Department of Molecular and Cell Biology, University of California, Berkeley, Berkeley, CA 94720-3220, USA.
Dev Cell. 2011 Nov 15;21(5):934-47. doi: 10.1016/j.devcel.2011.09.001. Epub 2011 Oct 20.
Faithful segregation of homologous chromosomes during meiosis requires pairing, synapsis, and crossing-over. In C. elegans, homolog pairing and synapsis depend on pairing centers (PCs), special regions near one end of each chromosome that interact with the nuclear envelope (NE) and cytoplasmic microtubules. Here, we report that PCs are required for nuclear reorganization at the onset of meiosis. We demonstrate that PCs recruit the Polo-like kinase PLK-2 to induce NE remodeling, chromosome pairing, and synapsis. Recruitment of PLK-2 is also required to mediate a cell cycle delay and selective apoptosis of nuclei containing unsynapsed chromosomes, establishing a molecular link between these two quality control mechanisms. This work reveals unexpected functions for the conserved family of Polo-like kinases, and advances our understanding of how meiotic processes are properly coordinated to ensure transmission of genetic information from parents to progeny.
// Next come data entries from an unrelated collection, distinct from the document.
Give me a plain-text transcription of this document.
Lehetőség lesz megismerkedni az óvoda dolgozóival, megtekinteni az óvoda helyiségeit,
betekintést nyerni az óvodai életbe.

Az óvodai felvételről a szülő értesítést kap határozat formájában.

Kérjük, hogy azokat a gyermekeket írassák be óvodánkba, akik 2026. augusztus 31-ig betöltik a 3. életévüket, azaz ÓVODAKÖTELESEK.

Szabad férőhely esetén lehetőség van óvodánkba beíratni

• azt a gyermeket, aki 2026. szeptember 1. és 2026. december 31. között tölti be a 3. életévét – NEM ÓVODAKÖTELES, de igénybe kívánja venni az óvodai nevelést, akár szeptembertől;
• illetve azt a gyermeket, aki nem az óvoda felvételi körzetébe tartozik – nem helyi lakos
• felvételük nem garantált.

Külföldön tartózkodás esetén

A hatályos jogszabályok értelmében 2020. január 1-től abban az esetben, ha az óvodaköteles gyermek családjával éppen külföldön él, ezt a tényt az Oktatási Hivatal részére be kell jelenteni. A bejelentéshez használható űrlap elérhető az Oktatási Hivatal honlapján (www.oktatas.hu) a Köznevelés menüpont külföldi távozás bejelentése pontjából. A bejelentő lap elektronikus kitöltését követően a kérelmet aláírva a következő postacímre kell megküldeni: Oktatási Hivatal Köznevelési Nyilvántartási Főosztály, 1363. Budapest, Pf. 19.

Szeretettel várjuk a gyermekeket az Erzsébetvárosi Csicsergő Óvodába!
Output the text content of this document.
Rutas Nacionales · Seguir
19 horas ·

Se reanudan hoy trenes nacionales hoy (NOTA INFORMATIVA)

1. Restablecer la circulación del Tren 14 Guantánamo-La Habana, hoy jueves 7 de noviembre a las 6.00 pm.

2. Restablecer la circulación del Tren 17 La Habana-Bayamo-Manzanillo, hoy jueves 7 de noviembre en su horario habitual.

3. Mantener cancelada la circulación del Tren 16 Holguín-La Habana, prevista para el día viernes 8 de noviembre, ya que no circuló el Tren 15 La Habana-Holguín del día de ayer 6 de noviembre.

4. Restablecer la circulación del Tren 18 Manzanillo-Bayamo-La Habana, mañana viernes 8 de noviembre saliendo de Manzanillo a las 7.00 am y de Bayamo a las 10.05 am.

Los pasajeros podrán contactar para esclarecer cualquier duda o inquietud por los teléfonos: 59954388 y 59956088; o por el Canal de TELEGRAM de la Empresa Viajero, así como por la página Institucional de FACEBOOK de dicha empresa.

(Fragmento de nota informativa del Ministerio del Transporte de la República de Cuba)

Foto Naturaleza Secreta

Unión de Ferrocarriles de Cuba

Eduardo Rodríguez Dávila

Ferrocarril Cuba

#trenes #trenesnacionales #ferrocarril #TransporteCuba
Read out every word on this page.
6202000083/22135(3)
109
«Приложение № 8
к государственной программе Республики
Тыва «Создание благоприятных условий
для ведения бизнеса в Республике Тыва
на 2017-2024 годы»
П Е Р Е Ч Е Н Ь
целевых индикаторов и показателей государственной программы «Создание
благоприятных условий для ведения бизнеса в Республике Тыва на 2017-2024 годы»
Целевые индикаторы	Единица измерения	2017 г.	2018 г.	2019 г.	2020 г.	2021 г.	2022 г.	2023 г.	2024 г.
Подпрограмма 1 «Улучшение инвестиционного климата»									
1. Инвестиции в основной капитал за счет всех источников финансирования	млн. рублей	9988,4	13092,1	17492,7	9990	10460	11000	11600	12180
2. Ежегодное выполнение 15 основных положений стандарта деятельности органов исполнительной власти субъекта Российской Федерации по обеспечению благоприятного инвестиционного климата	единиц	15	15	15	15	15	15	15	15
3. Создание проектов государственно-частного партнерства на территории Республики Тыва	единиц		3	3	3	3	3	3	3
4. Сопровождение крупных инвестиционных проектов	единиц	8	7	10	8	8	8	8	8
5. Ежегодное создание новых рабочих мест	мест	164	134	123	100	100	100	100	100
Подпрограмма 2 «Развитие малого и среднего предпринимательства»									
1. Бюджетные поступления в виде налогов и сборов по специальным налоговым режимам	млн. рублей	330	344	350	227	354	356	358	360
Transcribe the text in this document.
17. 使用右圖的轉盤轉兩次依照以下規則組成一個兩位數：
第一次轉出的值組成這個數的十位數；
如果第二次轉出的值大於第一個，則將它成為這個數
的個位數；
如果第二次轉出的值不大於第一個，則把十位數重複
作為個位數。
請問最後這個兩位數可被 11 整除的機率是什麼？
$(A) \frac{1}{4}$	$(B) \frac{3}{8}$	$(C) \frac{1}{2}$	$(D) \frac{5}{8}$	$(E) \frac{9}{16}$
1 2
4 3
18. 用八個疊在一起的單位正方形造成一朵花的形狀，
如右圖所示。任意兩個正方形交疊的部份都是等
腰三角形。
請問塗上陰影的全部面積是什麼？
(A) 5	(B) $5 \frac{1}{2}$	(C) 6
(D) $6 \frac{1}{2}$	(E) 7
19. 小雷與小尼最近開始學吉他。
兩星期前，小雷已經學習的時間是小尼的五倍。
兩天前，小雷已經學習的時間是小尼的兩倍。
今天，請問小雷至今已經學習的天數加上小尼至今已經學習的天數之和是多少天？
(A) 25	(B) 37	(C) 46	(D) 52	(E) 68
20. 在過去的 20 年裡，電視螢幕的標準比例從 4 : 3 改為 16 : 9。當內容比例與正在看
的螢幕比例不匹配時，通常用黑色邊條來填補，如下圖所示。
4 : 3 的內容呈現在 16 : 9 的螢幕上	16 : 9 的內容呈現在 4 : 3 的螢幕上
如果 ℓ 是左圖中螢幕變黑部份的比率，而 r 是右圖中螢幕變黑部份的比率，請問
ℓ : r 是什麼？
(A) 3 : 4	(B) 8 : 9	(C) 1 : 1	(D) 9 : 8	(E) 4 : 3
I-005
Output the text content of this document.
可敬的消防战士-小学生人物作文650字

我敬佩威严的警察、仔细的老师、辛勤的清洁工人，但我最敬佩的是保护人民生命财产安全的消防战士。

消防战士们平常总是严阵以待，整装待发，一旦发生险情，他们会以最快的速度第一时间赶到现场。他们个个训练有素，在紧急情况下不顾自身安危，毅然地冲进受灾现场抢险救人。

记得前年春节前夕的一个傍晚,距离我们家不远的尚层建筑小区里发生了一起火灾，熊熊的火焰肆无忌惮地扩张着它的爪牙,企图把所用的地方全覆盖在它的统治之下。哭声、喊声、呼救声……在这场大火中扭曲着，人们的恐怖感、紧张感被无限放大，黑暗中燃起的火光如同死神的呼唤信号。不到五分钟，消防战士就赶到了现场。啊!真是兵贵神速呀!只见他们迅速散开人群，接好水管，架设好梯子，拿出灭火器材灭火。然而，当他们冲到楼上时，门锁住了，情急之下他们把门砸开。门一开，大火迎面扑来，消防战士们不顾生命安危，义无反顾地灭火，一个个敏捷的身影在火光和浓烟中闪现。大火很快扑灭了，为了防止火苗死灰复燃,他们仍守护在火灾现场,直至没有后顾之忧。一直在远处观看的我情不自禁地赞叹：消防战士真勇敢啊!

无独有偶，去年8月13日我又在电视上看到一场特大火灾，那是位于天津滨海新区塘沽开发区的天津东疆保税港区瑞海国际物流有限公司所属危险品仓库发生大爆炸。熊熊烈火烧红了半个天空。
在减数分裂过程中,同源染色体的忠实分离需要配对、联会和交叉。在秀丽隐杆线虫中,同源配对和联会依赖于配对中心(PC),这是每条染色体靠近一端的特殊区域,与核膜(NE)和细胞质微管相互作用。在这里,我们报告说 PC 对于减数分裂开始时的核重组是必需的。我们证明 PC 招募 Polo 样激酶 PLK-2 来诱导 NE 重塑、染色体配对和联会。PLK-2 的募集对于介导含有未配对染色体的核的细胞周期延迟和选择性凋亡也是必需的,这在这两种质量控制机制之间建立了分子联系。这项工作揭示了保守的 Polo 样激酶家族的意想不到的功能,并增进了我们对减数分裂过程如何被正确协调以确保遗传信息从父母传递给后代的理解。